The report from IMS Institute for Healthcare Informatics also found that healthcare services overall fell for the second year in a row. The decline in healthcare services reflected fewer patient visits to office-based physicians, fewer non-emergency admissions to hospitals, and outpatient facilities, and a less severe flu season in the early part of 2012, the report said.

Healthcare costs remain concentrated among relatively few patients suffering from multiple chronic conditions, cancer, or other specialty diseases, IMS says. Among commercially insured people under 65 years of age, 5 percent of this group incurred 51 percent of total healthcare costs by using more than $15,684 of healthcare services per person in 2012.

Patients with insurance paid higher deductibles, co-pays and co-insurance for their overall healthcare, but prescription drug co-pays for most patients declined. At the same time, new transformative medicines became available to treat a large number of diseases with small or strictly defined patient populations.

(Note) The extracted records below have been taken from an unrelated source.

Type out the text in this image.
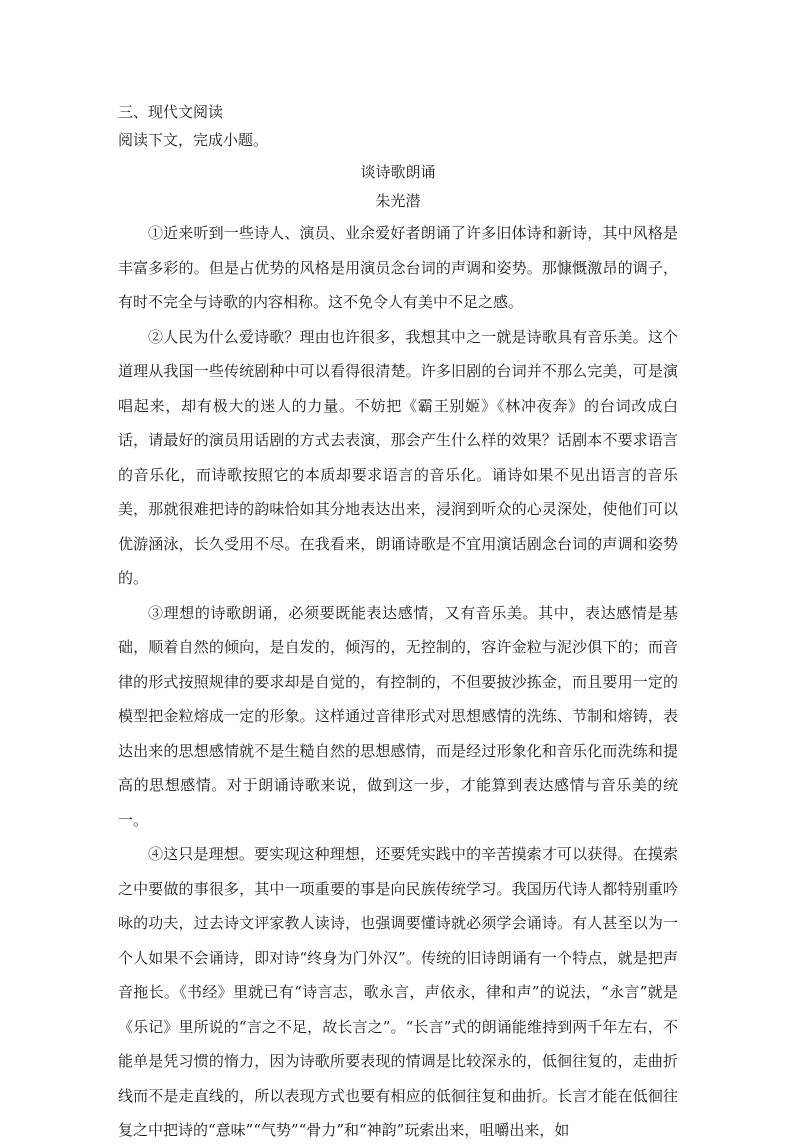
三、现代文阅读
阅读下文，完成小题。
谈诗歌朗诵
朱光潜

①近来听到一些诗人、演员、业余爱好者朗诵了许多旧体诗和新诗，其中风格是丰富多彩的。但是占优势的风格是用演员念台词的声调和姿势。那慷慨激昂的调子，有时不完全与诗歌的内容相称。这不免令人有美中不足之感。

②人民为什么爱诗歌？理由也许很多，我想其中之一就是诗歌具有音乐美。这个道理从我国一些传统剧种中可以看得很清楚。许多旧剧的台词并不那么完美，可是演唱起来，却有极大的迷人的力量。不妨把《霸王别姬》《林冲夜奔》的台词改成白话，请最好的演员用话剧的方式去表演，那会产生什么样的效果？话剧本不要求语言的音乐化，而诗歌按照它的本质却要求语言的音乐化。诵诗如果不见出语言的音乐美，那就很难把诗的韵味恰如其分地表达出来，浸润到听众的心灵深处，使他们可以优游涵泳，长久受用不尽。在我看来，朗诵诗歌是不宜用演话剧念台词的声调和姿势的。

③理想的诗歌朗诵，必须要既能表达感情，又有音乐美。其中，表达感情是基础，顺着自然的倾向，是自发的，倾泻的，无控制的，容许金粒与泥沙俱下的；而音律的形式按照规律的要求却是自觉的，有控制的，不但要披沙拣金，而且要用一定的模型把金粒熔成一定的形象。这样通过音律形式对思想感情的洗练、节制和熔铸，表达出来的思想感情就不是生糙自然的思想感情，而是经过形象化和音乐化而洗练和提高的思想感情。对于朗诵诗歌来说，做到这一步，才能算到表达感情与音乐美的统一。

④这只是理想。要实现这种理想，还要凭实践中的辛苦摸索才可以获得。在摸索之中要做的事很多，其中一项重要的事是向民族传统学习。我国历代诗人都特别重吟咏的功夫，过去诗文评家教人读诗，也强调要懂诗就必须学会诵诗。有人甚至以为一个人如果不会诵诗，即对诗“终身为门外汉”。传统的旧诗朗诵有一个特点，就是把声音拖长。《书经》里就已有“诗言志，歌永言，声依永，律和声”的说法，“永言”就是《乐记》里所说的“言之不足，故长言之”。“长言”式的朗诵能维持到两千年左右，不能单是凭习惯的惰力，因为诗歌所要表现的情调是比较深永的，低徊往复的，走曲折线而不是走直线的，所以表现方式也要有相应的低徊往复和曲折。长言才能在低徊往复之中把诗的“意味”“气势”“骨力”和“神韵”玩索出来，咀嚼出来，如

“The cost curve for medicines was clearly bent in 2012, for better or for worse,” says Murray Aitken, executive director, IMS Institute for Healthcare Informatics. “To some extent, this is a harbinger of more efficient use of our healthcare resources, but it also reflects a decline in utilization that may be the result of under-treatment and an imbalance between prevention and care. On the eve of the most transformative period in U.S. healthcare, understanding the drivers of this cost-curve reduction is critical to effectively addressing the long-term implications.”

Lower cost generics now account for 84 percent of all prescription drugs. While there was also lower spending on recently launched drugs, spending on new specialty medicines increased dramatically with these products driving nearly two-thirds of 2012 total new brand spending. The five largest drivers of new specialty product spending included Incivek for hepatitis C, Eylea for wet age-related macular degeneration, Xgeva for bone metastases in cancer, Gilenya for multiple sclerosis, and Yervoy for inoperable or metastatic melanoma.

Although generic drugs accounted for 84 percent of total U.S. prescriptions in 2012, they made up only 28.5 percent of costs. That leaves payers looking to the remaining 16 percent of prescriptions to squeeze savings out of 71.5 percent of total drug spending in the United States.

Specialty pharmaceuticals represent nearly 40 percent of branded prescription drugs and are growing. What that likely means is that as payers seek to find new ways to cut spending, they will view specialty drugs as a likely place to focus their attention.